Teknolojiden faydalanmak lazım
Yolcuların rahatı için her koltuğun arkasında koltuk arkası televizyon, onların içinde bilgisayar, oyunlar, facebook, twitter gibi sosyal medya da var. Bu sektör yolculara hizmet vermeye çalışıyor, ama bakıyorsunuz, telif hakları diye bir şeyle karşılaşıyor. Yolda otobüsler durduruluyor, “Senin bu çaldığın müzikte ödenmemiş telif hakkı var” diye. Müzik üreticileri ve dernekleri, emeklerinin karşılığını radyo televizyon gibi kurumlardan almaları gerekirken, bir posttan birden fazla koyun çıkarmaya çalışıyorlar. Dolayısıyla herhangi bir radyo müzik eseri çalmak için zaten telif hakkı ödüyor. Ödemelidir de. Ama ben otobüsümde koltuk arkası ekrandan radyo ya da televizyona giriyorum, onların telif hakkı ödeyerek yayımlamış olduğu eseri bir daha dinliyorum… Benden telif alınmaması gerekir, ama ben bir daha ödüyorum. Bu insan haklarına aykırıdır. Nitekim, Yargıtay 19. Dairesi bu konuda bir karar aldı. 19. Daire, telif hakları ile ilgili otobüslerin kendisinde radyo ve televizyonlardan müzik dinlemenin umuma açık her yerde -ki bunun içinde otobüs de var- telif hakları kapsamına alınamayacağını, bunun bir hak ihlali doğurmayacağını karara bağlamış. 

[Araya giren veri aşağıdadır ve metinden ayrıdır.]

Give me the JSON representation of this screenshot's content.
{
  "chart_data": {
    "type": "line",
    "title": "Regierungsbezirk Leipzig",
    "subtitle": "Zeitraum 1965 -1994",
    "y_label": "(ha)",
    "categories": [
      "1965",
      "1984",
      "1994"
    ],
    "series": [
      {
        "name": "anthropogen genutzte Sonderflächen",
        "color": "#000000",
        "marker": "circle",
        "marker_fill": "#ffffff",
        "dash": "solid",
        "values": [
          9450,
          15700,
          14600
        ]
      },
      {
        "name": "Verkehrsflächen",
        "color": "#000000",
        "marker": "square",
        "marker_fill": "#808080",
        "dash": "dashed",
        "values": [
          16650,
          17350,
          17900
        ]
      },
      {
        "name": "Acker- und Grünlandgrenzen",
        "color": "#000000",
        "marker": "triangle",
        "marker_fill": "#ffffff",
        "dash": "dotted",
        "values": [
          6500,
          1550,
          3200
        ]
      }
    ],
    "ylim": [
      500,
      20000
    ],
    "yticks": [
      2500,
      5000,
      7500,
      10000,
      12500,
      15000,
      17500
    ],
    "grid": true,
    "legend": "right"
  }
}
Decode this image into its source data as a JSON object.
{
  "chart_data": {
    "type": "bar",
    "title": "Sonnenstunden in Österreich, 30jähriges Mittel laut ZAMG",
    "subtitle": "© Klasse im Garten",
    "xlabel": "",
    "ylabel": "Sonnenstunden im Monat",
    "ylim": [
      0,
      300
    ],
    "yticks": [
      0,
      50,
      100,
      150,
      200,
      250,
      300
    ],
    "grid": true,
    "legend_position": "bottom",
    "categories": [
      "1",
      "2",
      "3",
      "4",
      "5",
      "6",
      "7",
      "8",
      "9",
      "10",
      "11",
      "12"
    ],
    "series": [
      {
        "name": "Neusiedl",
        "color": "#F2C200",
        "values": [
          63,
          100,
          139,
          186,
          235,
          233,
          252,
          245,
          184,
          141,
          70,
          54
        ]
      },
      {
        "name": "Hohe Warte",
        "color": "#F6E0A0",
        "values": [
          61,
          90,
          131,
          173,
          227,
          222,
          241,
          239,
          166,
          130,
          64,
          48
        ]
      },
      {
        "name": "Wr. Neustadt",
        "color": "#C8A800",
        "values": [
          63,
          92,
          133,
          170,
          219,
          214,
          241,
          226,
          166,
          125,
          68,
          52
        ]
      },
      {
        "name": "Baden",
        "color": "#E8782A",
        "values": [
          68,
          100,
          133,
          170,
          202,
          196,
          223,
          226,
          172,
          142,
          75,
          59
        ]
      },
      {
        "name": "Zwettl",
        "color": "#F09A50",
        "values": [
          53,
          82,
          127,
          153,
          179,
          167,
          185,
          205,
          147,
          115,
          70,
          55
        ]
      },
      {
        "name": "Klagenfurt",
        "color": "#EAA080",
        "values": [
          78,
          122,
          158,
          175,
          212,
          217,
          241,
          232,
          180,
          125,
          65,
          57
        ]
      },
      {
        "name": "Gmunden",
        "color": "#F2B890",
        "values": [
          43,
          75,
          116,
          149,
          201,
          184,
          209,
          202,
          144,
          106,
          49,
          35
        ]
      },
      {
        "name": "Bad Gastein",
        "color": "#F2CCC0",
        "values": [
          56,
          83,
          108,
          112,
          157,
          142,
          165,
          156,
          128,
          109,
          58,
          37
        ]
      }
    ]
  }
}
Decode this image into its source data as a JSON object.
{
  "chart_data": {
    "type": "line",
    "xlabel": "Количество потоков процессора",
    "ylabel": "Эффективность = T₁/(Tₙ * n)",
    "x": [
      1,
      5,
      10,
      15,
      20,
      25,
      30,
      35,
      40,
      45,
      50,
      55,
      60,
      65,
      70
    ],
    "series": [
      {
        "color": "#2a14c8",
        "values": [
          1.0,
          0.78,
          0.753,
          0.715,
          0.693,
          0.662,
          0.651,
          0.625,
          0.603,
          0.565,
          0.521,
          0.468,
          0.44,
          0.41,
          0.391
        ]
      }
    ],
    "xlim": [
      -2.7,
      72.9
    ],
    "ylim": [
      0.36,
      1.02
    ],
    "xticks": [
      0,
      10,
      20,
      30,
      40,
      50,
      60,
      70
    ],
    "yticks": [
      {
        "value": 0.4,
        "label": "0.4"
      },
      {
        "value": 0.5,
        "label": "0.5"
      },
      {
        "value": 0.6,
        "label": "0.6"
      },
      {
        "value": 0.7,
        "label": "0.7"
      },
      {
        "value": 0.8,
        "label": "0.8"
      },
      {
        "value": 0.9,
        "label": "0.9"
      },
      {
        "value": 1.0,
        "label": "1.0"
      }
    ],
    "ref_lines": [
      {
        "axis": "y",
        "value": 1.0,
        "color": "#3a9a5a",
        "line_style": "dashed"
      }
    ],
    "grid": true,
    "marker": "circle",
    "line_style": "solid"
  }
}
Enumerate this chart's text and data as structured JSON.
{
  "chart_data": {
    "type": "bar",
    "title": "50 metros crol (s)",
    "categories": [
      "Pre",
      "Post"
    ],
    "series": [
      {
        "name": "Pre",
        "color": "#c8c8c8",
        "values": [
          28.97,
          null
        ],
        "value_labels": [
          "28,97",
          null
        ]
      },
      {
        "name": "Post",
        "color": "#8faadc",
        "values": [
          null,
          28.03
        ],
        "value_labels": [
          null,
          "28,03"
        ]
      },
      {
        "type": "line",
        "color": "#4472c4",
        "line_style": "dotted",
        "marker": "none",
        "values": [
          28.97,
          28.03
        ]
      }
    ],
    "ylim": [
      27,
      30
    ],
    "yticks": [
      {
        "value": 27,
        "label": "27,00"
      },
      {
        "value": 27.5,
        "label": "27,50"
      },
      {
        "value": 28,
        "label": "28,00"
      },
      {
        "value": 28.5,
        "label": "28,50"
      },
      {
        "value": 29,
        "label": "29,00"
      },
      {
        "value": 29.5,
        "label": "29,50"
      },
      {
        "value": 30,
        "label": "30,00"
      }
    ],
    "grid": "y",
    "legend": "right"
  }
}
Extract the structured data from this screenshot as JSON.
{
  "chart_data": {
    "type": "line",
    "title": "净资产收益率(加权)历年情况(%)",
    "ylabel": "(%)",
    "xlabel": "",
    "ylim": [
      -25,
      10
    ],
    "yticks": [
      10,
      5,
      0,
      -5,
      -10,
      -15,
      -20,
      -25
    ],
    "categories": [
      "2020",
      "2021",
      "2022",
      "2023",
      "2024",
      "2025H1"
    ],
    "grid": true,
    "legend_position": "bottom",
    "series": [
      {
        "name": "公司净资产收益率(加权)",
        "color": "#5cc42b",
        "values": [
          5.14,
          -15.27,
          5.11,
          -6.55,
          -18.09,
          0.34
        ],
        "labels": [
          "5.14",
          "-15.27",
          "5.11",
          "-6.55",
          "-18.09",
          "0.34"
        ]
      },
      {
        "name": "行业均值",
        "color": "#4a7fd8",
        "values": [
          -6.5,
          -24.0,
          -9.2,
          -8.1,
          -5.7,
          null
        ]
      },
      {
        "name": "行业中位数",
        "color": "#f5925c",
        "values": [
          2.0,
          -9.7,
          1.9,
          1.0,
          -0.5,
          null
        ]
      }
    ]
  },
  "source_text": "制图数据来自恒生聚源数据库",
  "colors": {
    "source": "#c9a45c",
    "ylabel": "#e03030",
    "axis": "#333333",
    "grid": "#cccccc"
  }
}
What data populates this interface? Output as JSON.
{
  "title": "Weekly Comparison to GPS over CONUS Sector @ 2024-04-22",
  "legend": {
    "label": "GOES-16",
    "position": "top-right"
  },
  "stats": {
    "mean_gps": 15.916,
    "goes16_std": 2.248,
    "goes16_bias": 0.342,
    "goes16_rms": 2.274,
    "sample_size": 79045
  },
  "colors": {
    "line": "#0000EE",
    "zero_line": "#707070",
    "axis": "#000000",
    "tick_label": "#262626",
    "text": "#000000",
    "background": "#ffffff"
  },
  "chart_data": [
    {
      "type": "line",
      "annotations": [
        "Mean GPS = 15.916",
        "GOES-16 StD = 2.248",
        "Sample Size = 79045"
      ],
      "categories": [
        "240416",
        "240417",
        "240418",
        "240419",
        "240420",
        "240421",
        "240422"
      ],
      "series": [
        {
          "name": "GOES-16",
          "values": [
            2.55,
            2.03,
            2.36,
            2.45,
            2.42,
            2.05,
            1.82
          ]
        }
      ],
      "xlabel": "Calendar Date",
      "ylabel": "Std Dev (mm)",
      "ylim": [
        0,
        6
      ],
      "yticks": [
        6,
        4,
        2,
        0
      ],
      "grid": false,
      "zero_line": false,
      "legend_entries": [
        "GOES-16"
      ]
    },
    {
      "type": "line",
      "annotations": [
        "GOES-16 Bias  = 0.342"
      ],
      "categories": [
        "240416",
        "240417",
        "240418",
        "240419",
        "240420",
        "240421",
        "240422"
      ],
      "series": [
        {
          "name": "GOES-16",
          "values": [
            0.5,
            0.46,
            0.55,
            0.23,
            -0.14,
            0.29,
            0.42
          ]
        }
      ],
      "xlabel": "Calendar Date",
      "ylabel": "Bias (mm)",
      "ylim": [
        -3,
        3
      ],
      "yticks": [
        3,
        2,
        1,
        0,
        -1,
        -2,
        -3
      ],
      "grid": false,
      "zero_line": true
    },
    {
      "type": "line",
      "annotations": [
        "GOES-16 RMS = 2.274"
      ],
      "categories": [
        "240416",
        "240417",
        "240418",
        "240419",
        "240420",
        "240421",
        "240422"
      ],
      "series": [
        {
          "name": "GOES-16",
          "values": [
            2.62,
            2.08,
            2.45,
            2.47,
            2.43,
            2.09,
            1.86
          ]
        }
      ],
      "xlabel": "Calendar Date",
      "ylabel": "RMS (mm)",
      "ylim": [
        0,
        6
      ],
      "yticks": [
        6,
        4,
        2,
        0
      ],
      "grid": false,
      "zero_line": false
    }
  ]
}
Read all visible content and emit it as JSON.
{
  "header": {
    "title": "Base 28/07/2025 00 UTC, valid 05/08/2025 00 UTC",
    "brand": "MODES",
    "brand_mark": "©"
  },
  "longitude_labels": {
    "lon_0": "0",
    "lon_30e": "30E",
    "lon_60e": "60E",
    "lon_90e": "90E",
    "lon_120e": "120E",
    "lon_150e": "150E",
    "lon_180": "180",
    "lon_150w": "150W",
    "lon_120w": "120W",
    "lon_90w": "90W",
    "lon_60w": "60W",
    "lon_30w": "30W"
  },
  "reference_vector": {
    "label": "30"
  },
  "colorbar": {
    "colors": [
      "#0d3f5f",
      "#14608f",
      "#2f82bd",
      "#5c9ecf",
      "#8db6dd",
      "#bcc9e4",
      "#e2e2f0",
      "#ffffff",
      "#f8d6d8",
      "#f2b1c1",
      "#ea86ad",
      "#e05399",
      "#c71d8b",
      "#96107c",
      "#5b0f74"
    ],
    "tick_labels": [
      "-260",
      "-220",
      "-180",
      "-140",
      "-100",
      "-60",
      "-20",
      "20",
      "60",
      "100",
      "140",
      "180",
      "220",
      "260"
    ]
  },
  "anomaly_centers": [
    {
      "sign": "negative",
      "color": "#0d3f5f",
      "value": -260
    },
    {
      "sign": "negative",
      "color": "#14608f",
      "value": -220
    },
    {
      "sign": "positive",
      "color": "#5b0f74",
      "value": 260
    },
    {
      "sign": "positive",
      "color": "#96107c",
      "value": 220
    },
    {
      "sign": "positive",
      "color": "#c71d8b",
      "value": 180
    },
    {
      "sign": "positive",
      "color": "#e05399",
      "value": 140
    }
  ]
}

Otobüsçüler de özen göstersin
Yalnız, bazı otobüslerde bazı sanatçıların CD’leri özel olarak yapılıp programa ekleniyor. Otobüsçülerin, otobüslerindeki televizyonlarda ya da koltuk arkası ekranlardaki televizyonlardan, radyolardan müzik dinlemeleri -Yargıtay kararına göre- telif hakkı ödemeyi gerektirmiyor. Ama o müzik CD’lerini ayrıca yapıp koymuşlarsa, o zaman telif ödenmesini gerektiriyor. Sorunlarla karşılaşmamak için otobüsçülerin bu özel CD’leri programlarından çıkarmaların çağrısında bulunuyorum. Zaten TOFED Genel Başkanımız, o konuda MESAM ve alakalı 4 kurumla da görüştü. Önümüzdeki hafta TOF ve UYOF yetkilileri, Metro, Kamil Koç, Ulusoy gibi büyük firmaların temsilcileri ile bu Yargıtay kararından sonra oluşan yeni durum ışığında, yeni bir strateji belirleyeceğiz. Bu, tabii ki hukuksal strateji olacak. Firma sahipleri, Yargıtay ile ilgili karar metnini TOFED’den istesinler ve detaylara vakıf olsunlar.

Ağır işçi statüsü…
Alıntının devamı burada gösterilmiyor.